The exhibition is an illuminating feast of portraits, mythology, drawings and Madonnas that show Fontana as a true Renaissance woman at the artistic and intellectual vanguard of her time. Portraits of her alone add up to a brilliant artistic achievement. She has a keen eye for human uniqueness that makes them come alive on canvas after all these years. An unknown noblewoman sitting in a chair looks at us coldly and knowingly: we have a strong sense of her consciousness inside that tight collar. Another woman catches your eye, gazing at you from thoughtful shadows. But Fontana also paints men with the same intimacy, often showing them at their desks pondering learned volumes: one is an astrologer studying a thick book of occult lore.
He places himself among these men of the Renaissance, displaying his intellect and his achievements.
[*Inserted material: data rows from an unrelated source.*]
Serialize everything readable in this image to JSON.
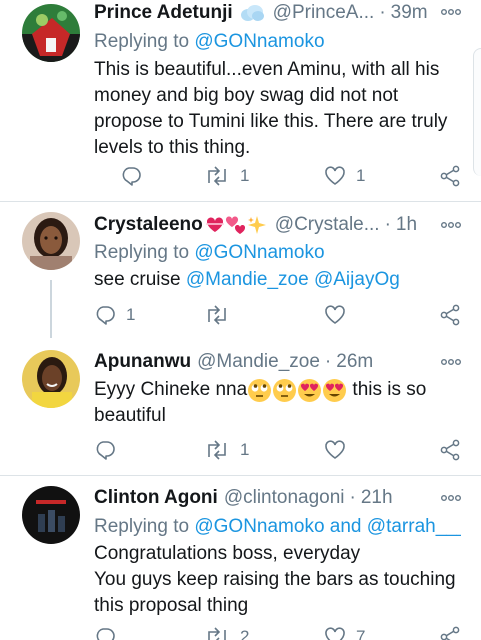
{
  "tweets": [
    {
      "name": "Prince Adetunji",
      "handle": "@PrinceA...",
      "time": "39m",
      "reply_prefix": "Replying to ",
      "reply_to": "@GONnamoko",
      "reply_more": "",
      "reply_to_2": "",
      "text_lines": [
        "This is beautiful...even Aminu, with all his money and big boy swag did not not propose to Tumini like this. There are truly levels to this thing."
      ],
      "replies": "",
      "retweets": "1",
      "likes": "1"
    },
    {
      "name": "Crystaleeno",
      "handle": "@Crystale...",
      "time": "1h",
      "reply_prefix": "Replying to ",
      "reply_to": "@GONnamoko",
      "text_pre": "see cruise ",
      "text_mention_1": "@Mandie_zoe",
      "text_mention_2": "@AijayOg",
      "replies": "1",
      "retweets": "",
      "likes": ""
    },
    {
      "name": "Apunanwu",
      "handle": "@Mandie_zoe",
      "time": "26m",
      "text_pre": "Eyyy Chineke nna ",
      "text_post": " this is so",
      "text_line2": "beautiful",
      "replies": "",
      "retweets": "1",
      "likes": ""
    },
    {
      "name": "Clinton Agoni",
      "handle": "@clintonagoni",
      "time": "21h",
      "reply_prefix": "Replying to ",
      "reply_to": "@GONnamoko",
      "reply_and": " and ",
      "reply_to_2": "@tarrah___",
      "line1": "Congratulations boss, everyday",
      "line2": "You guys keep raising the bars as touching this proposal thing",
      "replies": "",
      "retweets": "2",
      "likes": "7"
    }
  ],
  "separator": "·",
  "colors": {
    "text": "#14171a",
    "secondary": "#657786",
    "link": "#1b95e0",
    "divider": "#dde3e7",
    "heart_emoji": "#e0245e",
    "sparkle": "#ffcc4d"
  },
  "icons": {
    "reply": "reply-icon",
    "retweet": "retweet-icon",
    "like": "heart-icon",
    "share": "share-icon",
    "more": "more-icon"
  }
}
In a self-portrait, Fontana sits at the virginal, showcasing the kind of musical skills that would still be a typical “achievement” for elite women in Jane Austen’s novels. In her Studio Self Portrait she does not emphasize politeness, but instead projects herself as a professional artist drawing amongst her collection of figurines.
He sees children as sympathetically as adults, from a baby in a grave-like cradle to a father and son whose presences great and small are humorously juxtaposed. In his most charismatic painting of all – the only masterpiece the Dublin gallery was unable to borrow for their show, although it will exhibit a drawing – Fontana portrays Antonietta Gonzalez, a little girl with a hairy face. It is a wonderful document of her time, when human beings who seemed to defy nature were exhibited at fairs or, in the case of Antoinette and her hirsute family, roamed the European courts.
Being a female artist five centuries ago was a rarity, but Fontana carried it forward with such confidence and coolness that it seemed natural to her contemporaries. In fact, Campbell doesn’t think we should focus solely on her sex any more than they did: “We don’t want to see Lavinia Fontana as an artist prodigy: we want to see her as a painter on her own terms. Her gender is obviously very significant, but above all she is an amazing and talented painter as well as a draftsman.”
Brady agrees: “We’re trying not to get too wrapped up in the fact that they were created by a woman and to go back to the artwork itself and celebrate it for what it is.”
Fontana is simply a fantastic observer of the people of her world, naked and clothed, from astrologers and artists to the dwarf who assists the women in The Visit of the Queen of Sheba. He is bravely himself as he looks up at the company of women, hand in sash behind him in a gesture of self-control and arrogant pride. A Renaissance man painted by a Renaissance woman.
• Lavinia Fontana: Trailblazer, Rule Breaker is at the National Gallery of Ireland, Dublin, from 6 May to 27 August.